Most programming language major modes specify that only blank lines separate paragraphs. This is to make the paragraph commands useful. (See section Paragraphs.) They also cause Auto Fill mode to use the definition of TAB to indent the new lines it creates. This is because most lines in a program are usually indented. (See section Indentation.)

How Major Modes are Chosen

You can select a major mode explicitly for the current buffer, but most of the time Emacs determines which mode to use based on the file name or on special text in the file.

Explicit selection of a new major mode is done with a M-x command. From the name of a major mode, add -mode to get the name of a command to select that mode. Thus, you can enter Lisp mode by executing M-x lisp-mode.

When you visit a file, Emacs usually chooses the right major mode based on the file's name. For example, files whose names end in `.c' are edited in C mode. The correspondence between file names and major modes is controlled by the variable auto-mode-alist. Its value is a list in which each element has this form,

(regexp . mode-function)

or this form,

(regexp mode-function flag)

For example, one element normally found in the list has the form ("\\.c\\'" . c-mode), and it is responsible for selecting C mode for files whose names end in `.c'. (Note that `\\' is needed in Lisp syntax to include a `\' in the string, which is needed to suppress the special meaning of `.' in regexps.) If the element has the form (regexp mode-function flag) and flag is non-nil, then after calling function, the suffix that matched regexp is deleted and the list is searched again for another match.

You can specify which major mode should be used for editing a certain file by a special sort of text in the first nonblank line of the file. The mode name should appear in this line both preceded and followed by `-*-'. Other text may appear on the line as well. For example,

;-*-Lisp-*-

tells Emacs to use Lisp mode. Such an explicit specification overrides any defaulting based on the file name. Note how the semicolon is used to make Lisp treat this line as a comment.

Another format of mode specification is

-*-Mode: modename;-*-

which allows you to specify local variables as well, like this:

-*- mode: modename; var: value; ... -*-

See section Local Variables in Files, for more information about this.

When a file's contents begin with `#!', it can serve as an executable shell command, which works by running an interpreter named on the file's first line.

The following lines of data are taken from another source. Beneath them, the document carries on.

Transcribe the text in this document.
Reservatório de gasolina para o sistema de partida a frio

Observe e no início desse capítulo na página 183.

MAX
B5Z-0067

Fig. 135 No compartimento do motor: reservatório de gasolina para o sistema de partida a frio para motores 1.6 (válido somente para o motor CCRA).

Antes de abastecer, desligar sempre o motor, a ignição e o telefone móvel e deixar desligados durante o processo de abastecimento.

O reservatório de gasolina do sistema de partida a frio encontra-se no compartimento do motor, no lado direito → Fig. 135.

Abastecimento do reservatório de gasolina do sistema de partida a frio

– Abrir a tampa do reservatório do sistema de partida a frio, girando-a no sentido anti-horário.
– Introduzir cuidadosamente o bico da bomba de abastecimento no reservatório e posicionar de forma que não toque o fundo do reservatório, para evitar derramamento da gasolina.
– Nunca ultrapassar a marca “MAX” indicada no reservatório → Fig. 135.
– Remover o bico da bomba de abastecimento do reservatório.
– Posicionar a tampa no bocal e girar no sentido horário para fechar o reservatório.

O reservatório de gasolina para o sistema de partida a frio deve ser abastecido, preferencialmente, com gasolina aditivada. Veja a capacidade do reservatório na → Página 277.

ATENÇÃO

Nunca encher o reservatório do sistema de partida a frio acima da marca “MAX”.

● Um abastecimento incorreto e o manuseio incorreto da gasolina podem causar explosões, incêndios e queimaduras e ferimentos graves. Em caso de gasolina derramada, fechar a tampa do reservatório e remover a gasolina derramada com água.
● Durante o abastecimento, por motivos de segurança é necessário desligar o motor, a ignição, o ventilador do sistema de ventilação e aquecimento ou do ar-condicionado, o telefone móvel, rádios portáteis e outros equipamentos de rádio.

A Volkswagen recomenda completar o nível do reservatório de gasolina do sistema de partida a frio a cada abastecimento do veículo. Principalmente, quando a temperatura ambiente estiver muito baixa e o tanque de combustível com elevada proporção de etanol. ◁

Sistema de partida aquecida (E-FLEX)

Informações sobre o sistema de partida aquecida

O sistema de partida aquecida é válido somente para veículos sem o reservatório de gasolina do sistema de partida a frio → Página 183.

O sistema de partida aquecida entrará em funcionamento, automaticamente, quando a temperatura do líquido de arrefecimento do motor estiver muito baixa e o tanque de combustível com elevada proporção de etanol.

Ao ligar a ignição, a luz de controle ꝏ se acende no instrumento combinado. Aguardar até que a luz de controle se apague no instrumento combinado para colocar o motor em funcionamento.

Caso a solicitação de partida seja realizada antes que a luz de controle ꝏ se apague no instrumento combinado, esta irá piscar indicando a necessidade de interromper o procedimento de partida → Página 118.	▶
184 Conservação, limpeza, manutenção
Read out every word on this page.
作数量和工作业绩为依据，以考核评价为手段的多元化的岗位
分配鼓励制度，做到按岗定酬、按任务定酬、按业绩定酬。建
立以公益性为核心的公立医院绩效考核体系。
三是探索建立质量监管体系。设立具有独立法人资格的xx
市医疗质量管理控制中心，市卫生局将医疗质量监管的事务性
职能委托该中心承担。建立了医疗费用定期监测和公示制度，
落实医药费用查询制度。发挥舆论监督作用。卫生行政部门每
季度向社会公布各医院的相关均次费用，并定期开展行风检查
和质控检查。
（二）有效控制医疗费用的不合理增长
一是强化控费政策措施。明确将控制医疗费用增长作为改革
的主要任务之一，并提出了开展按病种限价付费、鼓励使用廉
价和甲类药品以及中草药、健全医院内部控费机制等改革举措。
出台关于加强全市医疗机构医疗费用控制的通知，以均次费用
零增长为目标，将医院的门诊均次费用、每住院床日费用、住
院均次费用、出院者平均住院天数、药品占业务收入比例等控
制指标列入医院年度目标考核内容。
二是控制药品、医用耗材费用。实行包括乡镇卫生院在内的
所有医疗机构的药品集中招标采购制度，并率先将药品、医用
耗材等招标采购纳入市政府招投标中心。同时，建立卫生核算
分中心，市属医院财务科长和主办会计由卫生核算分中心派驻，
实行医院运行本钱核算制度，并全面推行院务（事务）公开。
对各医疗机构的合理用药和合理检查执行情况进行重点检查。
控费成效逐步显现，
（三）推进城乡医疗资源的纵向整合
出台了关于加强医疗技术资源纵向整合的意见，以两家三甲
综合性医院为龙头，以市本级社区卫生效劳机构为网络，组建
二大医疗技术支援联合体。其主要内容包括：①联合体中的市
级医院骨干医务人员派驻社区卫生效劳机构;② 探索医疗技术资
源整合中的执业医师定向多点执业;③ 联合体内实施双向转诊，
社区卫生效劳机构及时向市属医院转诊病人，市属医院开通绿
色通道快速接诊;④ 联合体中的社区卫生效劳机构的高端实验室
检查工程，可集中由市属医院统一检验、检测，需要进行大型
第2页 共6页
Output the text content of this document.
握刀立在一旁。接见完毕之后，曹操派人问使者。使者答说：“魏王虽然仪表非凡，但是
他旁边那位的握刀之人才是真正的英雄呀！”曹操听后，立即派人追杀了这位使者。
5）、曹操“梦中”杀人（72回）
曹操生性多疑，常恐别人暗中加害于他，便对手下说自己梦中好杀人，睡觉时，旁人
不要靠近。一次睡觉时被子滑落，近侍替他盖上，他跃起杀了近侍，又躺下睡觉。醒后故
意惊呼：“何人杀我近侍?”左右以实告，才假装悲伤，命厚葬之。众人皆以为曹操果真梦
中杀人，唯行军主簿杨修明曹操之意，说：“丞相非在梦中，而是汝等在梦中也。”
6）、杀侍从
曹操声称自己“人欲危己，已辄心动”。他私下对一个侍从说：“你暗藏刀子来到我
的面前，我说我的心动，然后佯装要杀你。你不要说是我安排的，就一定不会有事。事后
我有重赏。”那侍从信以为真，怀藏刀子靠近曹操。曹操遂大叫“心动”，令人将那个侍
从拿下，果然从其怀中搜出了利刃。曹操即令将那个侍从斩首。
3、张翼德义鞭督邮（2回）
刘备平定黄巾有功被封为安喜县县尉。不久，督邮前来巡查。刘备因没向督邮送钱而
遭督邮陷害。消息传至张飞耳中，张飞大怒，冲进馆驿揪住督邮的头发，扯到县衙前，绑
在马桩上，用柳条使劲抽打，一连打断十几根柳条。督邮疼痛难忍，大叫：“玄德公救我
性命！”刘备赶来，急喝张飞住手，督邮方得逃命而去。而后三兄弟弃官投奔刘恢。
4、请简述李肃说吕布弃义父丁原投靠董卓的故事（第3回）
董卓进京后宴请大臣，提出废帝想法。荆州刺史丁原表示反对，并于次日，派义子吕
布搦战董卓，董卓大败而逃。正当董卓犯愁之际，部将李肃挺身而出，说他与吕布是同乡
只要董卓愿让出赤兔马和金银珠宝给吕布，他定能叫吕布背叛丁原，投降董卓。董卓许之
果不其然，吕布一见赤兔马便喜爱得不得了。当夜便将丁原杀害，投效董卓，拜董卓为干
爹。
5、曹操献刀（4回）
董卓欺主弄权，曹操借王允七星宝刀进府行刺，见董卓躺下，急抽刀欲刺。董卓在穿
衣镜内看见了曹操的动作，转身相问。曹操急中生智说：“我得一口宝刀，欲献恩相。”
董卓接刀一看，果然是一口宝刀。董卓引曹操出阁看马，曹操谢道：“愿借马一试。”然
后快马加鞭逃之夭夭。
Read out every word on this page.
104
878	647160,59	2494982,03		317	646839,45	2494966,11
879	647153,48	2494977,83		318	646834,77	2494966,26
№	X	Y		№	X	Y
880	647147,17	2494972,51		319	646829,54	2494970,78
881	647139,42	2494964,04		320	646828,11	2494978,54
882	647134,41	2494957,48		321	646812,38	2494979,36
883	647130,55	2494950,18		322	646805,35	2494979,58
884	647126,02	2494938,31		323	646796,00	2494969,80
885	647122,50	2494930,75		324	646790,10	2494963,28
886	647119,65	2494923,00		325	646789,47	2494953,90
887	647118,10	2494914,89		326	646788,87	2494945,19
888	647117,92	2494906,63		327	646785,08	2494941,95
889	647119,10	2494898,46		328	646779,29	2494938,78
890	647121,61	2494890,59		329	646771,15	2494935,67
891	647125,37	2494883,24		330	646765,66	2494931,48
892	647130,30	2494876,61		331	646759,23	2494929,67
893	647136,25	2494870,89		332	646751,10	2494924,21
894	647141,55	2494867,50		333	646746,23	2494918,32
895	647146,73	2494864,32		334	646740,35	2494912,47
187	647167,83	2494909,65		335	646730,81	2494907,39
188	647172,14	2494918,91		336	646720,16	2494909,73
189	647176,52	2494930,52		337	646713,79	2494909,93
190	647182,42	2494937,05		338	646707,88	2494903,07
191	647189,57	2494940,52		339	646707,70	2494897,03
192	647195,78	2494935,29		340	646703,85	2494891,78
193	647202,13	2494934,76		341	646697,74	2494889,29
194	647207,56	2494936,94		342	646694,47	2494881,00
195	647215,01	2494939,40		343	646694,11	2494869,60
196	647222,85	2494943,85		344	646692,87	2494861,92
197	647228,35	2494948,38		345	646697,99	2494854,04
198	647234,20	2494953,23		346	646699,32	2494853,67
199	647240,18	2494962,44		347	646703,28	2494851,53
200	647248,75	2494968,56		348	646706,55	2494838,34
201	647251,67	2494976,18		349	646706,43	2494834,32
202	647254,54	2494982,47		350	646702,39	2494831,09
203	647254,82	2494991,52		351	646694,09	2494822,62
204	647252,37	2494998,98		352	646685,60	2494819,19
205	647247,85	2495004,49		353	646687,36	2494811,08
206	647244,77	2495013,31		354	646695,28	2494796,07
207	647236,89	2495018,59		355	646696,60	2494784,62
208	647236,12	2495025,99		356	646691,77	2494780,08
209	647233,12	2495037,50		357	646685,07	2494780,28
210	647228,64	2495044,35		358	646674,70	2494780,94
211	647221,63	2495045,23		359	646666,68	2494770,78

The rest of the file is used as input to the interpreter.

When you visit such a file in Emacs, if the file's name does not specify a major mode, Emacs uses the interpreter name on the first line to choose a mode. If the first line is the name of a recognized interpreter program, such as `perl' or `tcl', Emacs uses a mode appropriate for programs for that interpreter. The variable interpreter-mode-alist specifies the correspondence between interpreter program names and major modes.

When you visit a file that does not specify a major mode to use, or when you create a new buffer with C-x b, the variable default-major-mode specifies which major mode to use. Normally its value is the symbol fundamental-mode, which specifies Fundamental mode. If default-major-mode is nil, the major mode is taken from the previously selected buffer.

If you change the major mode of a buffer, you can go back to the major mode Emacs would choose automatically: use the command M-x normal-mode to do this. This is the same function that find-file calls to choose the major mode. It also processes the file's local variables list if any.